HBO has aired a whole host of literary adaptations this year, from Westworld to The Plot Against America to My Brilliant Friend, but none of them featured a single monster with monstrous tentacles. That could change, however, with Lovecraft Country, the cable network's adaptation of Matt Ruff's 2016 novel of the same name.
Many horror movies have mined America's racist history for subtext or text, from George Romero's Night of the Living Dead (in which a Black man survives hordes of the undead, but is shot to death by a white man once the attack has ended) to Jordan Peele's recent films like Get Out and Us.
Lovecraft Country, both the book and the HBO series, mines similar ground. According to the novel's synopsis, the book "makes visceral the terrors of life in Jim Crow America and its lingering effects" by combining two sets of terrors.
First, the very real fear that Black people felt in the 1950s in white neighborhoods where any interaction with a white person that goes slightly awry could be their last. Second, the fear of the sort of creatures that inhabit the work of pulp horror novelist H.P. Lovecraft, whose most famous invention is Cthulhu, a giant monster with the body of a man, the wings of a dragon and a face of octopus-like tentacles.
In the novel, these monsters act as a metaphor for the racism, which is more insidious than monsters and so much harder to escape from: After all, you can run from a giant monster, but not from an oppressive system.

Speaking to IndieWire, star of the show Jonathan Majors said: "With a monster, you know what you get. The unfortunate thing about the spiritual warfare that our characters are engaged with [...] is that you don't know where it's coming from."
Co-star Jurnee Smollett, meanwhile, added: "Essentially, our heroes are going on a quest to bring down white supremacy, and we're still on that quest today. Racism is a demonic spirit [and] something we're still fighting off."
The HBO adaptation of the story roughly follows the story of the book. Majors is Atticus Freeman (Atticus Taylor in the book), an Army vet living in Chicago in 1954. After his father Montrose (Michael Kenneth Williams) goes missing, Atticus, his uncle and The Safe Negro Travel Guide publisher George (Courtney B. Vance), and his childhood friend Letitia (Jurnee Smollett).

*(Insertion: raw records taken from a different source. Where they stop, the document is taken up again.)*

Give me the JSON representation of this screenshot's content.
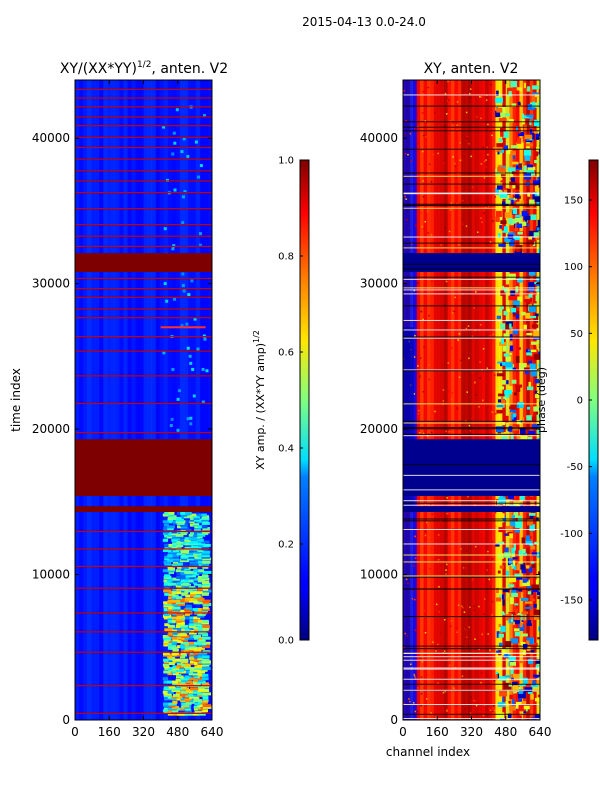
{
  "figure_title": "2015-04-13 0.0-24.0",
  "chart_data": [
    {
      "type": "heatmap",
      "title": "XY/(XX*YY)^{1/2}, anten. V2",
      "title_main": "XY/(XX*YY)",
      "title_exp": "1/2",
      "title_tail": ", anten. V2",
      "xlabel": "",
      "ylabel": "time index",
      "xlim": [
        0,
        640
      ],
      "ylim": [
        0,
        44000
      ],
      "xticks": [
        0,
        160,
        320,
        480,
        640
      ],
      "yticks": [
        0,
        10000,
        20000,
        30000,
        40000
      ],
      "colormap": "jet",
      "colorbar": {
        "label": "XY amp. / (XX*YY amp)^{1/2}",
        "label_main": "XY amp. / (XX*YY amp)",
        "label_exp": "1/2",
        "min": 0.0,
        "max": 1.0,
        "ticks": [
          "0.0",
          "0.2",
          "0.4",
          "0.6",
          "0.8",
          "1.0"
        ]
      },
      "saturated_time_bands": [
        [
          14300,
          14700
        ],
        [
          15400,
          19300
        ],
        [
          30800,
          32100
        ]
      ]
    },
    {
      "type": "heatmap",
      "title": "XY, anten. V2",
      "xlabel": "channel index",
      "ylabel": "",
      "xlim": [
        0,
        640
      ],
      "ylim": [
        0,
        44000
      ],
      "xticks": [
        0,
        160,
        320,
        480,
        640
      ],
      "yticks": [
        0,
        10000,
        20000,
        30000,
        40000
      ],
      "colormap": "jet",
      "colorbar": {
        "label": "phase (deg)",
        "min": -180,
        "max": 180,
        "ticks": [
          "-150",
          "-100",
          "-50",
          "0",
          "50",
          "100",
          "150"
        ]
      },
      "flagged_time_bands": [
        [
          14300,
          14700
        ],
        [
          15400,
          19300
        ],
        [
          30800,
          32100
        ]
      ]
    }
  ]
}
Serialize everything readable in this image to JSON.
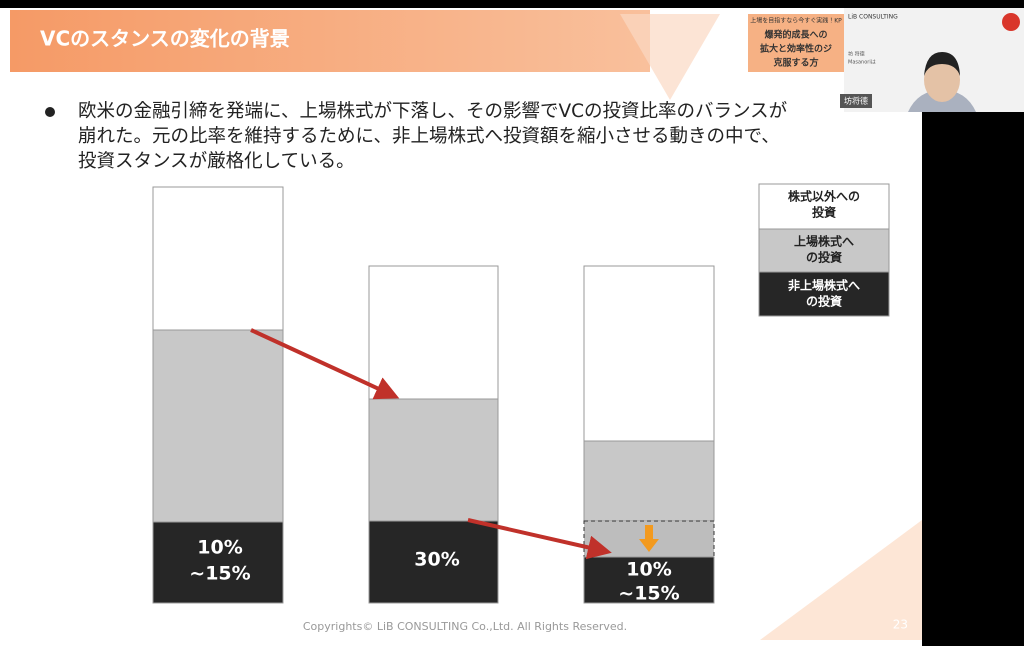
{
  "slide": {
    "title": "VCのスタンスの変化の背景",
    "bullet_lines": [
      "欧米の金融引締を発端に、上場株式が下落し、その影響でVCの投資比率のバランスが",
      "崩れた。元の比率を維持するために、非上場株式へ投資額を縮小させる動きの中で、",
      "投資スタンスが厳格化している。"
    ],
    "bar_labels": [
      [
        "10%",
        "~15%"
      ],
      [
        "30%"
      ],
      [
        "10%",
        "~15%"
      ]
    ],
    "legend": [
      [
        "株式以外への",
        "投資"
      ],
      [
        "上場株式へ",
        "の投資"
      ],
      [
        "非上場株式へ",
        "の投資"
      ]
    ],
    "footer": "Copyrights© LiB CONSULTING Co.,Ltd.  All Rights Reserved.",
    "page_number": "23"
  },
  "overlay": {
    "book_lines": [
      "上場を目指すなら今すぐ実践！KP",
      "爆発的成長への",
      "拡大と効率性のジ",
      "克服する方"
    ],
    "brand": "LiB CONSULTING",
    "speaker": "坊 将德",
    "speaker_romaji": "Masanoriは",
    "name_tag": "坊将德"
  }
}
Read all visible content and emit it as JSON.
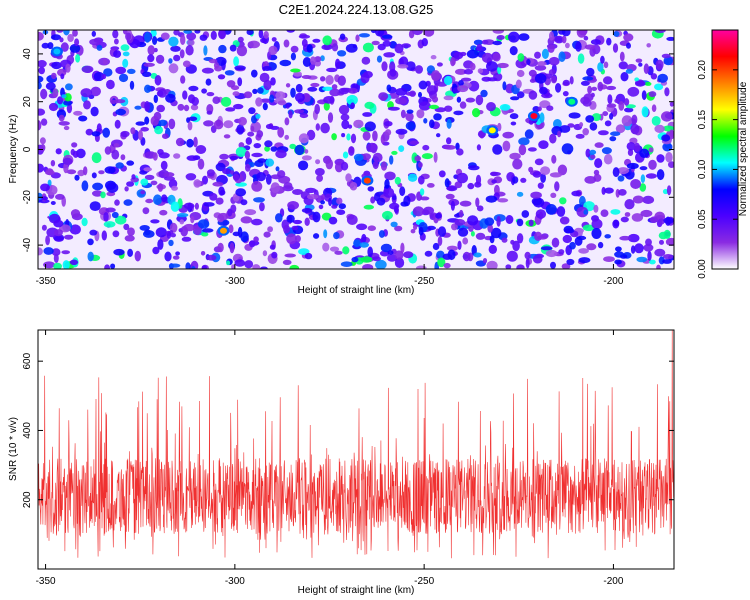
{
  "chart_data": [
    {
      "type": "heatmap",
      "title": "C2E1.2024.224.13.08.G25",
      "xlabel": "Height of straight line (km)",
      "ylabel": "Frequency (Hz)",
      "xlim": [
        -352,
        -184
      ],
      "ylim": [
        -50,
        50
      ],
      "x_ticks": [
        -350,
        -300,
        -250,
        -200
      ],
      "y_ticks": [
        -40,
        -20,
        0,
        20,
        40
      ],
      "colorbar": {
        "label": "Normalized spectral amplitude",
        "range": [
          0,
          0.24
        ],
        "ticks": [
          0.0,
          0.05,
          0.1,
          0.15,
          0.2
        ],
        "colors": [
          "#ffffff",
          "#8a2be2",
          "#4b00ff",
          "#0000ff",
          "#00ffff",
          "#00ff00",
          "#ffff00",
          "#ff8000",
          "#ff0000",
          "#ff00a0"
        ]
      },
      "notable_peaks": [
        {
          "x": -303,
          "y": -34,
          "value": 0.18
        },
        {
          "x": -265,
          "y": -13,
          "value": 0.2
        },
        {
          "x": -232,
          "y": 8,
          "value": 0.16
        },
        {
          "x": -221,
          "y": 14,
          "value": 0.22
        },
        {
          "x": -211,
          "y": 20,
          "value": 0.12
        },
        {
          "x": -347,
          "y": 41,
          "value": 0.1
        }
      ],
      "grid": false
    },
    {
      "type": "line",
      "xlabel": "Height of straight line (km)",
      "ylabel": "SNR (10 * v/v)",
      "xlim": [
        -352,
        -184
      ],
      "ylim": [
        0,
        690
      ],
      "x_ticks": [
        -350,
        -300,
        -250,
        -200
      ],
      "y_ticks": [
        200,
        400,
        600
      ],
      "color": "#f03030",
      "series_summary": {
        "typical_low": 100,
        "typical_high": 320,
        "max": 690,
        "max_at_x": -185
      },
      "grid": false
    }
  ]
}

Atticus is a big fan of Lovecraftian supernatural fiction, monsters from which begin manifesting themselves in the world, meaning they have to fight not only what the book's blurb calls the "mundane terrors of white America," but also supernatural monsters like witches and vampires.
The HBO series follows closely in some aspects to the novel, but differs wildly in others, which might be due to the race and genders of the respective creators—Ruff is a white man, while showrunner Misha Green is a Black woman.
One of the changes, for example, is the addition of a new female villain, the white Christina (Abbey Lee). Green said of this character to the New York Times: "If we're exploring levels of power and using magic as the overlay of that, it just felt right to explore what it means for a white woman who doesn't technically have power to have stolen some of that power."
The novel was inspired by "Shame," a 2006 essay by Pam Noles about how white sci-fi is, and the characters in the TV show discuss the racism of the genre, and particularly that of Lovecraft himself. The author was a known white Supremacist whose letters are full of anti-Semitic conspiracy theories about Jewish plots against "the Aryan race." He also wrote explicitly racist poetry, like 1912's "On the Creation of N******."
Green told the New York Times that it was this that attracted her to the source material: "I have read H.P. Lovecraft, and I understand why he has influenced so much of horror writing. But because of his history, I wasn't a huge fan. When I read Matt's novel, I said: 'Oh, it's legit. Thank god.'"
Lovecraft Country starts on Sunday, August 16 on HBO.